Every summer, lots of religious people sit in lots of national conventions and hear lots of leaders with impressive titles deliver lots of long speeches about complicated theological issues.
After a few weeks, people forget 99 percent of what's said during this siege.
But people are still talking about the Rev. Dirk Ficca's "Uncommon Ground" sermon at the Presbyterian Peacemaking Conference in Orange, Calif. It has sparked something unusual -- a hot mainline Protestant story that isn't about sex.
The sound bite was a stunner: "What's the big deal about Jesus?"
Why do so many Christians, asked Ficca, think they need to convert people in other religions to Christianity? Don't they believe their God is powerful enough to work however He sees fit, even through other faiths? Don't they believe in the "sovereignty of God"?
"God's ability to work in our life is not determined by being a Christian," said Ficca, a Presbyterian Church (U.S.A.) minister who directs the Council for a Parliament of the World's Religions in Chicago. "OK ... if God is at work in our lives whether we're Christian or not, what's the big deal about Jesus?"
Ficca has seen traditional Christian missionary work and he rejects it, outright. Members of other faiths, he said, testify "that when Christians approach them with the sole purpose of converting them to Christianity, it feels like ... a kind of ethnic cleansing. What (missionaries) are saying is: Your religious identity is not acceptable and my job is to eliminate it from the face of the earth."
Presbyterian evangelicals are crying, "foul" -- early and often.
The result has been a clash between traditionalists and leaders of the denomination's progressive establishment. Much of the heat is in cyberspace, but there have been flare-ups in public meetings. Many documents linked to the July 29 sermon can be found through the "Jesus Debate" link at the WWW.PresbyWeb.com news site.

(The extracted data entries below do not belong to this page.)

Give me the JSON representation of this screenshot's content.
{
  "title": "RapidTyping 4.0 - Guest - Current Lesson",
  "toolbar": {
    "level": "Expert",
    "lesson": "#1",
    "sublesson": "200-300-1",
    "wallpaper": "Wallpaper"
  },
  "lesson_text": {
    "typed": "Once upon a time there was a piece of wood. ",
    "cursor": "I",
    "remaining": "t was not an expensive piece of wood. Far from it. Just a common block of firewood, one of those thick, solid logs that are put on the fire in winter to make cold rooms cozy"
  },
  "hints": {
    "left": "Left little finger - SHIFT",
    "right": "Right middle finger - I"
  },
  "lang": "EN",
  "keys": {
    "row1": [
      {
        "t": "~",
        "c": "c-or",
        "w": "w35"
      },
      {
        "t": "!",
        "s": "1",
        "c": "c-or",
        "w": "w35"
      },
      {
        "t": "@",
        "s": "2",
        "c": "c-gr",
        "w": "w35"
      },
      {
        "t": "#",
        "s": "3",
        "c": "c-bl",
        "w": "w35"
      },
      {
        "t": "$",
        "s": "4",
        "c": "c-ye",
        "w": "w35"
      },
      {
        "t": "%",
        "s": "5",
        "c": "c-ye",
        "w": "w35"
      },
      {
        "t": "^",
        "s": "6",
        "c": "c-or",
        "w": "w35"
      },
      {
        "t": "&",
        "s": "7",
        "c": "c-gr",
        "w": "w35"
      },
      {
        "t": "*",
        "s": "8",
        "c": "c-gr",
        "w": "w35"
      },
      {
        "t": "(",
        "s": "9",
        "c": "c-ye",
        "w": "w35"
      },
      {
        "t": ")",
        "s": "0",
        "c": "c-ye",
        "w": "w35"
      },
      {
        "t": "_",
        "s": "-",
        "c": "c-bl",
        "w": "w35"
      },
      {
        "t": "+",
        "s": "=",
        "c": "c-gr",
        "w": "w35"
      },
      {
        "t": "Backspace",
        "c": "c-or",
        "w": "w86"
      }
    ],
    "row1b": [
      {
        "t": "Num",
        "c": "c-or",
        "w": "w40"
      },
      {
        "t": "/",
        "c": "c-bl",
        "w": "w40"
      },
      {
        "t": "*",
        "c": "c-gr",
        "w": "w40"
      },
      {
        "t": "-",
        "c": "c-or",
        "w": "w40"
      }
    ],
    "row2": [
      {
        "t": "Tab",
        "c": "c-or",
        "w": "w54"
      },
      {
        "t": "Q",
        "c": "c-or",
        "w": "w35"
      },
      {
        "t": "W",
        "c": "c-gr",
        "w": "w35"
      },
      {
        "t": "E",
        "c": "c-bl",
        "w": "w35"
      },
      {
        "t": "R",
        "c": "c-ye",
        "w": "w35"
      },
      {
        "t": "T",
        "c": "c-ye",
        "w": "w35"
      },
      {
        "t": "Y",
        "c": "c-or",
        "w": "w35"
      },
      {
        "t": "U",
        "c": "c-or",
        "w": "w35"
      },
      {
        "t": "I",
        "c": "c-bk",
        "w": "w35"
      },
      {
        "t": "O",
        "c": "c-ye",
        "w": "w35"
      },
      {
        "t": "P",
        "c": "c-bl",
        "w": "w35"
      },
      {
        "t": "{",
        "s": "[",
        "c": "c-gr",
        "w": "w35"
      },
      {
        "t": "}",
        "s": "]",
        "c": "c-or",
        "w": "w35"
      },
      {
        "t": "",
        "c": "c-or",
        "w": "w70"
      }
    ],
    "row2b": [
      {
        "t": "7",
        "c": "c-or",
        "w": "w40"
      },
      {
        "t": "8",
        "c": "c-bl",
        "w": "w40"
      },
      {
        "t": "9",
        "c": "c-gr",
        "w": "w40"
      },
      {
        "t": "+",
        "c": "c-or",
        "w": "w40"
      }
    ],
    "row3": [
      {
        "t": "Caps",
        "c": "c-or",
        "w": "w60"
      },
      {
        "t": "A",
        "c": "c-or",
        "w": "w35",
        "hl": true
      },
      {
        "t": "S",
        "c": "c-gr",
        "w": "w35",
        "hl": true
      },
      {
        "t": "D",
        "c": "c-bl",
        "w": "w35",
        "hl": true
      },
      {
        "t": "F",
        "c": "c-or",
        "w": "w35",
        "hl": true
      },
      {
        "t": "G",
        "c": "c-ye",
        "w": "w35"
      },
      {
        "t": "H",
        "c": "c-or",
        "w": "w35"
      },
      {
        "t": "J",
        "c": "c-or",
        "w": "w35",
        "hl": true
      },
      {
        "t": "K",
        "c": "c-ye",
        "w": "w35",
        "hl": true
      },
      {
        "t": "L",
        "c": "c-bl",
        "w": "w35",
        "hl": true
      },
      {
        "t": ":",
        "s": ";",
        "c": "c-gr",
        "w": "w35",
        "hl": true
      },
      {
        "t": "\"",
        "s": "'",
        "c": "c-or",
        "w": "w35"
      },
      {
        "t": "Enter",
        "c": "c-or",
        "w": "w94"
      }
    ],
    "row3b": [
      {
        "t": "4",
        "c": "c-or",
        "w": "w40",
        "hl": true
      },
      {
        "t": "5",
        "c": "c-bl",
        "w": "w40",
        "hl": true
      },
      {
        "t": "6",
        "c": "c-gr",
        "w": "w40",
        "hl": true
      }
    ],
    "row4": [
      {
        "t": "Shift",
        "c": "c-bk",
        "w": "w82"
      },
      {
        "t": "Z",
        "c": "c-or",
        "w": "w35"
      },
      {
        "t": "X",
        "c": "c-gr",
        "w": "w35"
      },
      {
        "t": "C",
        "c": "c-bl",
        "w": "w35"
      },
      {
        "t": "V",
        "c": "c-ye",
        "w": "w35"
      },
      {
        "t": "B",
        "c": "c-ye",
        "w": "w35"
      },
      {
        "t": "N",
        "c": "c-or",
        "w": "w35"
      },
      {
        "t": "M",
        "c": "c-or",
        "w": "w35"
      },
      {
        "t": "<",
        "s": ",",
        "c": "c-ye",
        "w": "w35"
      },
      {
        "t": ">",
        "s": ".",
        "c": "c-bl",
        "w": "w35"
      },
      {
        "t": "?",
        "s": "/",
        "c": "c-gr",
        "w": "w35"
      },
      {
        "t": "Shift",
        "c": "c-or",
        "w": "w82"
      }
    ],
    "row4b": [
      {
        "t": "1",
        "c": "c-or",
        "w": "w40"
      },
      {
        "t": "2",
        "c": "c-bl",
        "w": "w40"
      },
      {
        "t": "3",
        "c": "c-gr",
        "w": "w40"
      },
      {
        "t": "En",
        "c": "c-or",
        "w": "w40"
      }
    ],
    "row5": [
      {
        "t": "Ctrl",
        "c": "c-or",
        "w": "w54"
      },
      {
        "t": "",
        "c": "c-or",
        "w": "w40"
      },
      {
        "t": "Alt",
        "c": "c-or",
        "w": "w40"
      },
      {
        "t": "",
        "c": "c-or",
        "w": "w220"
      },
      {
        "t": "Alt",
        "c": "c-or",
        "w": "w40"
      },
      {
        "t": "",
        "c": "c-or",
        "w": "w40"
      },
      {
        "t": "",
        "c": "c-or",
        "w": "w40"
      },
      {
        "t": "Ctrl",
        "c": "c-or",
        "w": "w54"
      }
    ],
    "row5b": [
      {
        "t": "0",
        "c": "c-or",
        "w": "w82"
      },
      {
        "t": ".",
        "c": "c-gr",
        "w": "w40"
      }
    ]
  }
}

Conservatives are quoting centuries of doctrine and catechisms, such as the Scots Confession, which proclaims: "... For there is neither life nor salvation without Christ Jesus; so shall none have part therein but those whom the Father has given unto his Son Jesus Christ, and those who in time come to him, avow his doctrine, and believe in him." And, of course, they are quoting the Gospel of John: "Jesus answered, 'I am the way and the truth and the life. No one comes to the Father except through me.' "
Ficca reads those passages differently. He dedicated much of his address to undermining what he called the "instrumental view" of Jesus and salvation.
It teaches that "Jesus is the sole and only instrument of God's salvation -- through one person at a certain point in history, who lived and died in a certain way, only through this person does God's salvation come into the world," he said. "Here the Gospel is about Jesus; Jesus, himself, is the Good News. ^?And if Jesus is the sole instrument of God -- if it is only through Jesus that salvation comes -- then the only way for the world to be saved is for everyone to become a Christian."
In place of this view, Ficca advocated a "revelatory view." It teaches that the "Good News is not the good news so much about Jesus, but the good news of Jesus: The Good News that Jesus preached. What this view says is that Jesus reveals how God has been at work in all times in all places throughout history in all people to bring about salvation."
Thus, Christians no longer have to engage in "proselytizing ... for the purpose of converting people to Christianity." God offers believers many religious paths to reach one eternal destination, said Ficca.
Presbyterian evangelicals are urging their denomination to publicly reject this approach -- doctrinally and financially -- as soon as possible.
"Apart from God's unique act of self-identification with fallen humanity in Jesus ... the Christian faith simply has nothing else to say about 'salvation,' " said the leaders of the powerful Highland Park Presbyterian Church in Dallas. "There is no 'Good News' apart from what God has done for us in the life, death and resurrection of Christ."